Over at the NYPD, Pitch masterminded the controversial purchase of four high-tech doors for $200,000. The doors proved too large for One Police Plaza and supposedly disappeared. Police Commissioner Ray Kelly ordered an investigation because he said there was no paperwork to justify their purchase. The doors were subsequently discovered at Riker’s Island.

“How can the police department say they disappeared when they were found on Riker’s Island?” Kerik said at the time. Said Pitch: “The Police Department made a mistake in sending them Riker’s and then two years later cried they don’t know where they are.”

Pitch and Kerik shared at least one common trait. Both were compulsive philanderers. We all know about the married Kerik’s serial wanderings with Pineiro and his publisher Judith Regan at his Ground Zero apartment love nest. We can only speculate about his relationship with Pirro.

The married Pitch, too, has had his way with women — in particular one Carmen Vives, a Corrections Department secretary. In 1998 she filed a complaint with the NYPD that Pitch had broken into her home in Queens and assaulted her. As she told a Corrections Department official at the time, “Johnny beat me up and put a gun to my head.” She later withdrew the complaint. No charges were ever brought. “Never happened,” Pitch said.

When Kerik flamed out as Homeland Security Director and left Giuliani Partners, Pitch also bailed out. He left his wife and five kids and ran off to Rio and the beaches at Ipanema.

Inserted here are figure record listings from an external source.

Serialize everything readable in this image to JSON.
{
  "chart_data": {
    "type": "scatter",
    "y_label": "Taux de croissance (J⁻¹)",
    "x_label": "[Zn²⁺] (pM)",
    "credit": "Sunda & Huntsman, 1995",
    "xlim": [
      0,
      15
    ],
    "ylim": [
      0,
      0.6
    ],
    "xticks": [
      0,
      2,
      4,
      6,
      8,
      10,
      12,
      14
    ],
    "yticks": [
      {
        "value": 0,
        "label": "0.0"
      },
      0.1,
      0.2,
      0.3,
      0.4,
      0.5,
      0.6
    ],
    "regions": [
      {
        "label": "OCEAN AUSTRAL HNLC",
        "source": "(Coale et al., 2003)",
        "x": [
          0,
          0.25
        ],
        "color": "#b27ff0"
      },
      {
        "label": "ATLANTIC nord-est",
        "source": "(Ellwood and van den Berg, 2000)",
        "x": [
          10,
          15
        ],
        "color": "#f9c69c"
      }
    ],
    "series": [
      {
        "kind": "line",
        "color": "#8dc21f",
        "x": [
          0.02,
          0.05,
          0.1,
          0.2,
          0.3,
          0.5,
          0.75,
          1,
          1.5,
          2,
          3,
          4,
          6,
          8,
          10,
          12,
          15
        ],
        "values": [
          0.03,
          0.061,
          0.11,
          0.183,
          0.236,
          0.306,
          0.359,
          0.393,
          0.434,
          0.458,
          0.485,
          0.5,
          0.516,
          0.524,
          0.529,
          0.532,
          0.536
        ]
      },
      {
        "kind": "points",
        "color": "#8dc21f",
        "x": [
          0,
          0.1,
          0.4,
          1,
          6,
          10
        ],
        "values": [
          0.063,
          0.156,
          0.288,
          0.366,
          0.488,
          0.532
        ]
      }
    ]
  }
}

Whether this was due to his harmless vices, as he put it, or to the fact that a Bronx grand jury was investigating the $165,000 in free renovations to Kerik’s Bronx apartment by a New Jersey company with suspected mob ties remains unclear.

But being close to Kerik has become dangerous. In addition to Patrick and Pirro — whose discussions about bugging hubby Al emanated from a wiretap aimed at Kerik — there are the unfortunate DiTommaso brothers, whose New Jersey company, Interstate Industrial, supposedly paid for the $165,000 in renovations to Kerik’s Bronx apartment. Kerik testified to that before a Bronx grand jury, leading to a plea deal with no jail time.

The DiTommasos, meanwhile, apparently thinking they were stand-up guys, testified they hadn’t paid for Bernie’s renovations. Result: they’re now on trial for perjury.

So where does Pitch fit in here? Is he so close to Kerik that he, too, will get burned? Or does he know more about Bernie than Bernie does about him?

On the other hand, maybe, he misses the wife and kids. Maybe he came home to spend Easter with them. If so, welcome home, Pitch.